Editorial: Eliminate three-strikes law
The Supreme Court said Monday that it will review three-strikes laws around the nation, specifically addressing the existing program in California. The three-strikes law is ridiculous and should have never been passed in the first place. Crimes should be given appropriate punishments based on the crime, not the sum total of three.
Mostly during the 1990s, many states adopted three-strikes laws in order to combat increasing crime and to crack-down on repeat offenders. However, the laws were too loosely planned and allow for criminals charged with felonies such as drug possession to be sentenced from 25 years to life in prison.
Currently, in California where the laws are the strictest, people in the past have been sentenced for such terms after shoplifting. In the past, courts have overturned such verdicts on individual bases, but the law still allows for cruel and unusual punishment by sentencing AIDS victims to such long terms, as happened again in California.
However, unlike a previous videotape shoplifter, Gary Ewing’s sentence was upheld because he had four previous charges. In fact, Ewing could have been charged with a misdemeanor, but instead was charged with a felony, thus making the three-strikes law applicable.

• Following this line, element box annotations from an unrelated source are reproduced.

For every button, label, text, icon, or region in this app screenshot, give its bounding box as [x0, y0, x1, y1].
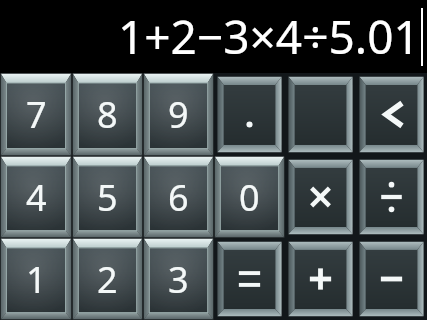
button[interactable]: Backspace [356, 73, 427, 156]
button[interactable]: 4 [0, 156, 72, 238]
button[interactable]: 0 [214, 156, 285, 238]
button[interactable]: Add [285, 238, 356, 320]
button[interactable]: 1+2−3×4÷5.01 [0, 0, 427, 73]
staticText: 0 [239, 173, 260, 222]
staticText: 6 [168, 173, 189, 222]
staticText: 8 [97, 90, 118, 139]
button[interactable]: Subtract [356, 238, 427, 320]
staticText: 1 [26, 255, 47, 304]
button[interactable]: Multiply [285, 156, 356, 238]
staticText: 2 [97, 255, 118, 304]
staticText: 9 [168, 90, 189, 139]
button[interactable]: 9 [143, 73, 214, 156]
button[interactable]: 1 [0, 238, 72, 320]
button[interactable]: 6 [143, 156, 214, 238]
button[interactable]: 7 [0, 73, 72, 156]
button[interactable]: Blank key [285, 73, 356, 156]
button[interactable]: 3 [143, 238, 214, 320]
staticText: 1+2−3×4÷5.01 [118, 5, 420, 68]
button[interactable]: Equals [214, 238, 285, 320]
staticText: 4 [26, 173, 47, 222]
button[interactable]: 2 [72, 238, 143, 320]
button[interactable]: Decimal point [214, 73, 285, 156]
staticText: 5 [97, 173, 118, 222]
staticText: 3 [168, 255, 189, 304]
staticText: 7 [26, 90, 47, 139]
button[interactable]: 8 [72, 73, 143, 156]
button[interactable]: 5 [72, 156, 143, 238]
button[interactable]: Divide [356, 156, 427, 238]
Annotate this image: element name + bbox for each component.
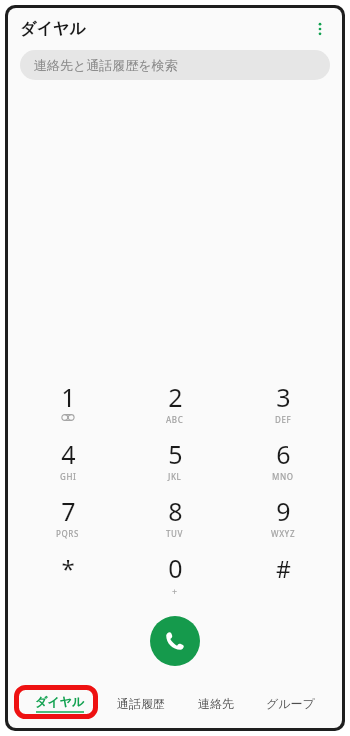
button[interactable]: 3 (235, 374, 331, 431)
staticText: 連絡先と通話履歴を検索 (34, 57, 178, 73)
staticText: 連絡先 (198, 696, 234, 711)
button[interactable]: 5 (127, 431, 223, 488)
staticText: 4 (61, 437, 76, 471)
button[interactable]: 8 (127, 488, 223, 545)
button[interactable]: 連絡先と通話履歴を検索 (20, 50, 330, 80)
staticText: PQRS (56, 528, 80, 539)
staticText: + (172, 585, 178, 597)
staticText: 0 (168, 551, 183, 585)
staticText: GHI (60, 471, 77, 482)
button[interactable]: 7 (20, 488, 116, 545)
button[interactable]: その他のオプション (304, 13, 336, 45)
staticText: 1 (61, 380, 76, 414)
staticText: ダイヤル (20, 19, 86, 39)
button[interactable]: 発信 (150, 616, 200, 666)
staticText: ダイヤル (35, 694, 85, 709)
button[interactable]: 9 (235, 488, 331, 545)
staticText: JKL (168, 471, 182, 482)
staticText: 9 (276, 494, 291, 528)
staticText: DEF (275, 414, 292, 425)
staticText: * (61, 552, 75, 585)
button[interactable]: ダイヤル (29, 690, 91, 717)
staticText: 2 (168, 380, 183, 414)
staticText: WXYZ (271, 528, 296, 539)
button[interactable]: 4 (20, 431, 116, 488)
staticText: グループ (266, 696, 315, 711)
button[interactable]: 1 (20, 374, 116, 431)
staticText: # (276, 553, 291, 584)
button[interactable]: 2 (127, 374, 223, 431)
button[interactable]: グループ (260, 692, 321, 715)
staticText: MNO (272, 471, 294, 482)
staticText: 7 (61, 494, 76, 528)
staticText: 3 (276, 380, 291, 414)
button[interactable]: 0 (127, 545, 223, 602)
staticText: 8 (168, 494, 183, 528)
button[interactable]: 通話履歴 (111, 692, 171, 715)
button[interactable]: # (235, 545, 331, 602)
button[interactable]: * (20, 545, 116, 602)
staticText: TUV (166, 528, 184, 539)
staticText: 通話履歴 (117, 696, 165, 711)
button[interactable]: 6 (235, 431, 331, 488)
button[interactable]: 連絡先 (192, 692, 240, 715)
staticText: 6 (276, 437, 291, 471)
staticText: ABC (166, 414, 184, 425)
staticText: 5 (168, 437, 183, 471)
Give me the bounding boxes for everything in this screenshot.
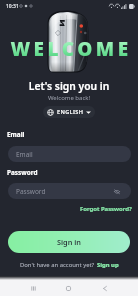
button[interactable]: Forgot Password? xyxy=(79,204,133,214)
button[interactable]: Email xyxy=(8,146,131,162)
button[interactable]: Sign up xyxy=(97,261,119,269)
staticText: Sign up xyxy=(97,261,119,269)
button[interactable]: Recents xyxy=(26,280,40,296)
button[interactable]: Sign in xyxy=(8,231,130,253)
button[interactable]: Back xyxy=(98,280,112,296)
button[interactable]: ENGLISH xyxy=(43,106,95,118)
staticText: 10:31 xyxy=(6,3,19,10)
staticText: Let's sign you in xyxy=(0,79,138,93)
other: Show password xyxy=(114,189,120,194)
staticText: ENGLISH xyxy=(57,108,84,116)
staticText: Forgot Password? xyxy=(80,205,132,213)
staticText: Sign in xyxy=(57,237,81,247)
button[interactable]: Password xyxy=(8,183,131,199)
staticText: Email xyxy=(16,150,33,159)
staticText: Password xyxy=(7,168,38,177)
staticText: Email xyxy=(7,130,25,139)
staticText: Welcome back! xyxy=(0,94,138,102)
staticText: WELCOME xyxy=(2,36,138,62)
staticText: Don't have an account yet? xyxy=(20,261,95,269)
button[interactable]: Home xyxy=(61,280,75,296)
staticText: Password xyxy=(16,187,46,196)
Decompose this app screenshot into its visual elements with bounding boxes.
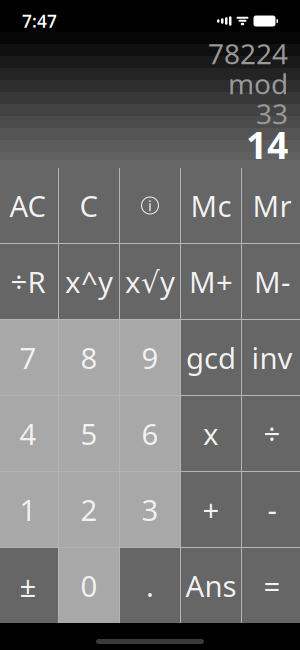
button[interactable]: 3 xyxy=(120,472,180,547)
staticText: 7 xyxy=(20,338,36,377)
staticText: 78224 xyxy=(208,35,288,72)
button[interactable]: M+ xyxy=(181,244,241,319)
staticText: 0 xyxy=(80,566,98,605)
staticText: i xyxy=(148,196,152,215)
button[interactable]: Info xyxy=(120,168,180,243)
button[interactable]: Mr xyxy=(242,168,300,243)
button[interactable]: M- xyxy=(242,244,300,319)
button[interactable]: Ans xyxy=(181,548,241,623)
button[interactable]: + xyxy=(181,472,241,547)
button[interactable]: 8 xyxy=(59,320,119,395)
staticText: = xyxy=(264,566,280,605)
button[interactable]: x xyxy=(181,396,241,471)
staticText: AC xyxy=(10,186,46,225)
staticText: 3 xyxy=(142,490,158,529)
staticText: 8 xyxy=(80,338,98,377)
staticText: 14 xyxy=(246,120,288,169)
staticText: 5 xyxy=(80,414,98,453)
button[interactable]: C xyxy=(59,168,119,243)
button[interactable]: = xyxy=(242,548,300,623)
button[interactable]: ÷R xyxy=(0,244,58,319)
staticText: Mr xyxy=(252,186,292,225)
button[interactable]: - xyxy=(242,472,300,547)
button[interactable]: 4 xyxy=(0,396,58,471)
staticText: ÷R xyxy=(10,262,46,301)
staticText: C xyxy=(80,186,98,225)
staticText: 33 xyxy=(256,95,288,132)
staticText: 2 xyxy=(80,490,98,529)
staticText: 7:47 xyxy=(22,10,57,32)
button[interactable]: ÷ xyxy=(242,396,300,471)
staticText: M+ xyxy=(189,262,233,301)
button[interactable]: 1 xyxy=(0,472,58,547)
button[interactable]: ± xyxy=(0,548,58,623)
staticText: gcd xyxy=(186,338,236,377)
staticText: 1 xyxy=(20,490,36,529)
staticText: inv xyxy=(252,338,292,377)
button[interactable]: 5 xyxy=(59,396,119,471)
staticText: - xyxy=(268,490,276,529)
staticText: 9 xyxy=(142,338,158,377)
staticText: . xyxy=(146,566,154,605)
staticText: + xyxy=(202,490,220,529)
staticText: ± xyxy=(20,566,36,605)
staticText: mod xyxy=(228,65,288,102)
staticText: x xyxy=(203,414,219,453)
button[interactable]: 7 xyxy=(0,320,58,395)
button[interactable]: x^y xyxy=(59,244,119,319)
staticText: 4 xyxy=(20,414,36,453)
staticText: Mc xyxy=(190,186,232,225)
staticText: M- xyxy=(254,262,290,301)
button[interactable]: AC xyxy=(0,168,58,243)
button[interactable]: gcd xyxy=(181,320,241,395)
button[interactable]: 6 xyxy=(120,396,180,471)
button[interactable]: . xyxy=(120,548,180,623)
button[interactable]: 2 xyxy=(59,472,119,547)
button[interactable]: inv xyxy=(242,320,300,395)
staticText: x^y xyxy=(65,262,113,301)
button[interactable]: 9 xyxy=(120,320,180,395)
button[interactable]: Mc xyxy=(181,168,241,243)
button[interactable]: x√y xyxy=(120,244,180,319)
staticText: Ans xyxy=(186,566,236,605)
staticText: ÷ xyxy=(264,414,280,453)
staticText: 6 xyxy=(142,414,158,453)
button[interactable]: 0 xyxy=(59,548,119,623)
staticText: x√y xyxy=(125,262,175,301)
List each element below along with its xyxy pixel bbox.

Such cases are an abomination of the justice system. Surely, criminals should not be slapped on the wrist or receive no punishment. But each crime should be individually evaluated, and the punishment should be according.
Shoplifters and drug addicts don’t deserve the same prison terms as murderers and other such criminals. The justice system exists to make sure justice is dispensed, not to make sweeping generalizations about how many times crimes are committed. The Supreme Court should understand and acknowledge that by ruling three-strikes laws unconstitutional around the country.